Nie zamierzam się spierać z tobą na argumenty, bo ja po swojej stronie mam mniemanie, a ty masz wykształcenie.
Absolutnie nie życzę użytkownikowi dVk źle.
Jednak sprawa monitoringu na takiej np klatce schodowej jest dość dużą zgryzotą. Ja np. mam w klatce monitoring, to była wspólna decyzja, ale już dostęp do niego jest bardzo ograniczony (właściwie tylko na potrzeby sądu - bo RODO). Czyli generalnie o kant dupy rozbić.
Z innej strony, swego czasu miałam życzenie zrobienia monitoringu na potrzeby własne (po fakcie kradzieży) - znajomy prawnik poinformował mnie, że legalnie to będzie ciężkie do uzyskania.
No widzisz, czyli Loon chyba potwierdza moje linki z Google i generalnie fakt, że jak już monitoring jest, to administrowany przez wspólnotę, za zgodą większości i przynajmniej w teorii z zachowaniem rygorów ochrony danych.
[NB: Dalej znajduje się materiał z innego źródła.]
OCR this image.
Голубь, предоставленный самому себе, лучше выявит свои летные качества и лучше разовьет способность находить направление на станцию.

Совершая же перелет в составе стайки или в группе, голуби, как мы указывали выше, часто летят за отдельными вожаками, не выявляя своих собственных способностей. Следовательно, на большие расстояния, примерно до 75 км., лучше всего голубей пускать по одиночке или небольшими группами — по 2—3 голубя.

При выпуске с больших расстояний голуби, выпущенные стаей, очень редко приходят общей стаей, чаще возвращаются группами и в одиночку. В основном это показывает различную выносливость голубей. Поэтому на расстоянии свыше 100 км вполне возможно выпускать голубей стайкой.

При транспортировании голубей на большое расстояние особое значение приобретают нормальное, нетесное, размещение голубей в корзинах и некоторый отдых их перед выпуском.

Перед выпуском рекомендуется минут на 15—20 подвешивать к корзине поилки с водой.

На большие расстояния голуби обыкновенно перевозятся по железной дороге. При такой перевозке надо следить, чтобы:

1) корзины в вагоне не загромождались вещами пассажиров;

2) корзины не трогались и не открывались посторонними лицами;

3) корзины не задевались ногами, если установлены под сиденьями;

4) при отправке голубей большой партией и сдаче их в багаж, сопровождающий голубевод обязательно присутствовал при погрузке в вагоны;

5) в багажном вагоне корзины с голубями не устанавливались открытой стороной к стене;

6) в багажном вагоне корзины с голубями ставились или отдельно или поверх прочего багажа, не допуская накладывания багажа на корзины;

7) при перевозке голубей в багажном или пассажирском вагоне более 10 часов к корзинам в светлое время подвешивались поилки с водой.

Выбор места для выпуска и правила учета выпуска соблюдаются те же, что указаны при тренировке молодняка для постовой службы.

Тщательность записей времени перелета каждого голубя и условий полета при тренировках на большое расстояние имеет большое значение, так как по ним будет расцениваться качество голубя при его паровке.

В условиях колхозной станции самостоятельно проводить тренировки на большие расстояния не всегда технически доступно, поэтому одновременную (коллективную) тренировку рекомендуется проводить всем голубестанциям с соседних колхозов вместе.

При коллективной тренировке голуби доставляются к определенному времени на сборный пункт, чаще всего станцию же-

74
A i wtedy można pozycję niektórych kamer kwestionować.
No spoko, tak ogólnie rozwinąłem mój ciąg myślowy już dla dvk ;)
Chyba wszyscy się z nim zgodzimy, ze jest prawidłowy i wykracza poza zakres wolności sąsiada.
... i wszyscy sobie możecie sprowadzać kochanki, wartość dowodowa monitoringu jest uznawana przez sąd i tylko wtedy brana pod uwagę, co należało udowodnić.;D
O ile w internecie nie mam problemu z prywatnością to irl, trochę mi dziwnie jak wiem, że somsiat gdyby chciał to zrobiłby rozpiskę tego kiedy wychodzę ja, czy moja kobita i to z zajebistą dokładnością. Ojczyznosław w sumie wyczerpał temat. Megera nie możesz wszystkich mierzyć swoją miarą.
RODO. Typowy problem. Gość rejestruje i nagrywa również tych, którzy tego nie chcą, w miejscu gdzie nie ma do tego prawa. Za takie rzeczy groza spore kary.
Mohenjodaro
Człowieku, z wątku na wątek pieprzysz jakieś bzdury. Doczytaj o monitoringu wizyjnym. Właściciel monitoringu jest administratorem danych osobowych.
https://uodo.gov.pl/pl/138/1455
I bardzo dobrze somsiad zrobil. Skonczy sie w koncu twoje dzwonienie do Roxy po lafiryndy o 2 w nocy.
Skończyło się już dawno odkąd Roksę zamknęli.
Moja baba nie byłaby ucieszona raczej, gdybym spędzał czas z roxą w pokoju obok.